To find the equations for linear acceleration (a) and angular acceleration (α) of the ball during the slipping phase, we can start by considering the forces acting on the ball.

During the slipping phase, the only force acting on the ball is the kinetic friction force (f).

(b) Linear acceleration (a):
The net force acting on the ball can be expressed as the difference between the applied force (zero in this case) and the kinetic friction force:

Net force = 0 - f = -f

Newton's second law tells us that the net force is equal to the mass of the object multiplied by its linear acceleration:

- f = ma

Substituting the expression for the kinetic friction force (f = μk * mg), where μk is the coefficient of kinetic friction and mg is the gravitational force acting on the ball, we get:

-μk * mg = ma

So, the equation for the linear acceleration (a) during the slipping phase is:

a = -μk * g

This acceleration is negative, as the ball is slowing down.

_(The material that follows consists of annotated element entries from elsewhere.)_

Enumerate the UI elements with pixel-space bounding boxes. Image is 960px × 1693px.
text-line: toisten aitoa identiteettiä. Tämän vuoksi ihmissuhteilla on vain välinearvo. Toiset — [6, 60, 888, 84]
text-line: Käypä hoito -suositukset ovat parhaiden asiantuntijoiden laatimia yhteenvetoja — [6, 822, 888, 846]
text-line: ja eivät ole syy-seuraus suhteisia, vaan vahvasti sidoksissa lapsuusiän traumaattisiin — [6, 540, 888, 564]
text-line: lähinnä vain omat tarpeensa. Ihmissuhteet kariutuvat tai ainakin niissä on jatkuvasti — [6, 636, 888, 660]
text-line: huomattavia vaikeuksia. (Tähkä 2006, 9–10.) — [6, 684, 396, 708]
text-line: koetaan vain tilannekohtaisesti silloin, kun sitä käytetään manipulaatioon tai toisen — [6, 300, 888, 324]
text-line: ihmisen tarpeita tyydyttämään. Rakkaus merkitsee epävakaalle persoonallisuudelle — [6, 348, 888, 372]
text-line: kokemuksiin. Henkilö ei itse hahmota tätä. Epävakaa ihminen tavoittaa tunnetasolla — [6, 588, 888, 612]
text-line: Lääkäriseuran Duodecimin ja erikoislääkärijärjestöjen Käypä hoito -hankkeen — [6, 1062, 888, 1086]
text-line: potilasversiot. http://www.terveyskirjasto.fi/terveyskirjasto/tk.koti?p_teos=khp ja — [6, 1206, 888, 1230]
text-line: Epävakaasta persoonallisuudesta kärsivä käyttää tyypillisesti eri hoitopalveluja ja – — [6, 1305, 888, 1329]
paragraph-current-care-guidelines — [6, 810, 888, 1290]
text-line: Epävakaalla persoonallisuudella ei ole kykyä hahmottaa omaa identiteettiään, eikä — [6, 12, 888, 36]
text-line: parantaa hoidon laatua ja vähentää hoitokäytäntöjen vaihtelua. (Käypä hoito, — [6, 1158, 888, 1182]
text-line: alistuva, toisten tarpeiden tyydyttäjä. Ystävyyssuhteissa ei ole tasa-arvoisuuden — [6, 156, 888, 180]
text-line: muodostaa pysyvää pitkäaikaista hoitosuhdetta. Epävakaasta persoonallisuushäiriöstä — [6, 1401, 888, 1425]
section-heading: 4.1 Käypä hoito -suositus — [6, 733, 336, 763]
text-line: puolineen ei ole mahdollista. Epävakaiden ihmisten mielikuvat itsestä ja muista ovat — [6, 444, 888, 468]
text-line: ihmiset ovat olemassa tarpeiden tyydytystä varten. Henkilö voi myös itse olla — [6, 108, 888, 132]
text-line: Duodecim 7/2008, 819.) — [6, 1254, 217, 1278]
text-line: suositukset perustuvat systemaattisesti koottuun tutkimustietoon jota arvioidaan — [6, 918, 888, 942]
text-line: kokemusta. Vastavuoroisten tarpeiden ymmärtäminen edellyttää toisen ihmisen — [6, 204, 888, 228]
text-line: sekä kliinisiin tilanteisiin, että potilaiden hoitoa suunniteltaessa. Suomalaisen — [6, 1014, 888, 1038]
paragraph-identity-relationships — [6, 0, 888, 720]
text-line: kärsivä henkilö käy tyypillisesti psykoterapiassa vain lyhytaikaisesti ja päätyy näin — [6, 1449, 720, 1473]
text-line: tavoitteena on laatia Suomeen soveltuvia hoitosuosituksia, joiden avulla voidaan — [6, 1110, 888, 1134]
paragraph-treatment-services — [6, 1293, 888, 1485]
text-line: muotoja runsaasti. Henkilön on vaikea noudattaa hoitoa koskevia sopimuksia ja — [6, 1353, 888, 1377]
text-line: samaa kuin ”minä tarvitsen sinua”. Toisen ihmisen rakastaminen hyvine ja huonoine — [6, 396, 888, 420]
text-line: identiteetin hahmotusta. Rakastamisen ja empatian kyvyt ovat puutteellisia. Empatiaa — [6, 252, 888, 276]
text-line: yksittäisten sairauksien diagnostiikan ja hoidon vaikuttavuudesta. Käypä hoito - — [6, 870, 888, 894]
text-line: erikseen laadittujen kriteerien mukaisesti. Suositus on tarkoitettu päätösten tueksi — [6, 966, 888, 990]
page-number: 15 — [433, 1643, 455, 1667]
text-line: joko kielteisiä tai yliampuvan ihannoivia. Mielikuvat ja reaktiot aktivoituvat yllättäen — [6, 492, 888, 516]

(c) Angular acceleration (α):
During the slipping phase, the ball is rotating due to the slipping motion. The torque causing the angular acceleration is due to the friction force acting at a perpendicular distance equal to the radius of the ball (R) from the center of mass.

The net torque acting on the ball can be expressed as:

Torque = Fr

Where F is the friction force and r is the radius of the ball.

The friction force (F = f) can be expressed as the coefficient of kinetic friction (μk) multiplied by the normal force (N = mg) acting on the ball.

F = μk * N = μk * mg

Substituting the values, we get:

Torque = μk * mg * R

By Newton's second law for rotation, the torque is equal to the moment of inertia (I) of the ball multiplied by the angular acceleration (α):

Torque = I * α

For a uniform spherical ball, the moment of inertia (I) is equal to (2/5) * m * R^2, where m is the mass of the ball.

Thus, we have:

(2/5)mR^2 * α = μk * mg * R

Simplifying, we get:

α = (5/2) * (μk * g) / R

So, the equation for the angular acceleration (α) while the ball is slipping is:

α = (5/2) * (μk * g) / R

(d) Constraint on ω and v at t = ts:
At the moment t = ts, the ball stops slipping and begins rolling without slipping. For rolling without slipping, the linear velocity (v) and angular velocity (ω) are related by the equation:

v = ω * R

Therefore, at t = ts, the linear velocity (vs) and angular velocity (ωs) are related by:

vs = ωs * R

This constraint ensures that the ball rolls without slipping.